NCSU Astronomy Open House


The next NC State Astronomy open house will be Friday night, April 22nd, at our Reedy Creek Observatory. All are invited for an evening of stargazing, constellation finding, telescope viewing of deep sky objects, and refreshments. The evening will get underway around 8:30 pm, which is approximately 30 minutes after sunset. Please see the website, linked below, for more information, including a map to the facility.

Visitors will be treated to observations of the planet Saturn, the Orion Nebula, various star clusters, binary star systems and hopefully a few deeper sky objects! Constellations and features of the night sky will also be pointed out. We encourage school-aged children and families to attend. Astronomy experts from the Physics department will be on hand to answer any questions you may have about the night sky, stars, planets, galaxies, or anything else you can think of that is astronomy related.

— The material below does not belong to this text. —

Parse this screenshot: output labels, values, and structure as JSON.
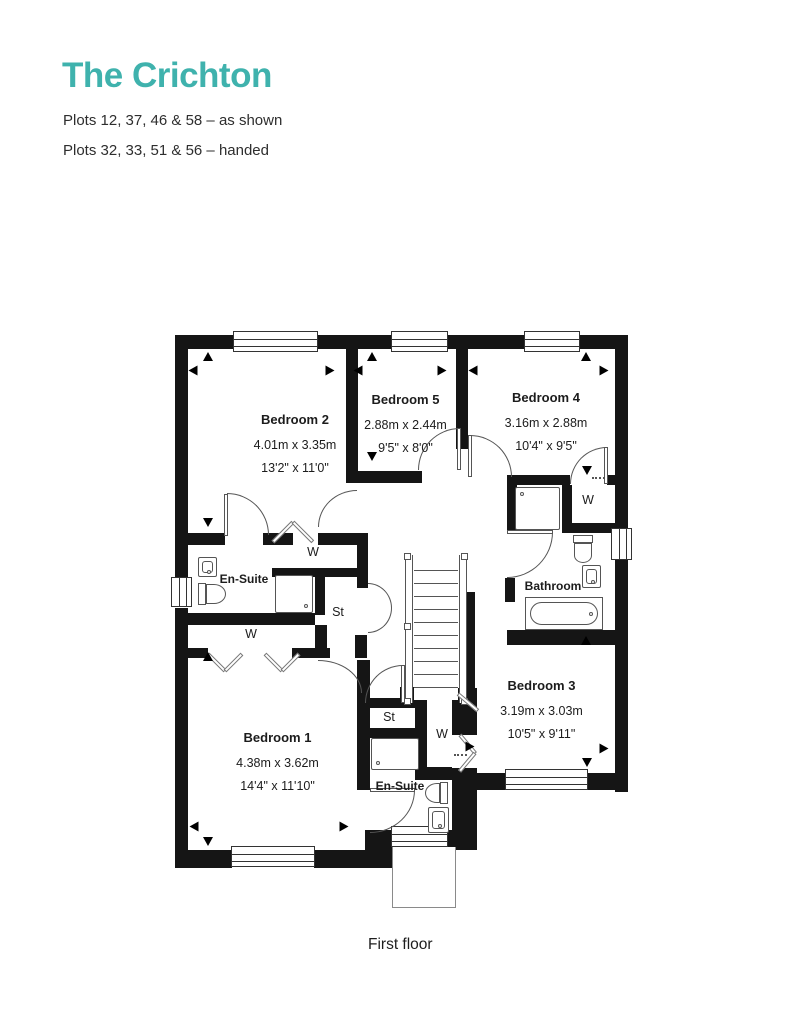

Inside the classroom building, we will have physics and astronomy demonstrations, as well as refreshments and chairs for a break from the viewing. Stop by inside when you arrive to have a cookie or watch a demonstration about starlight or cosmic rays, and sign our guest book.*

It is not necessary to be “on time” for this event*, as there is no scheduled presentation. Viewing will last until at least 10:00 pm, perhaps later depending on the traffic of visitors. You may arrive and leave any time between 8:30 and 10:00, whenever your schedule permits. The later you come, the darker the sky is, and darker skies mean better viewing.

RSVP is not necessary to attend, but would be helpful in giving us a general idea of how many people to expect. You may RSVP to Brian
Williams at

Please do NOT bring pets to the event. Also, flashlights will NOT be permitted in or near the viewing area (where all the people and telescopes are). If you wish to bring a flashlight for the walk up the road from the parking area, that’s fine, but please turn it off when you approach the lab site. Your eyes will adjust to the dark, and you’ll be amazed what you can see, even when it is “dark” out.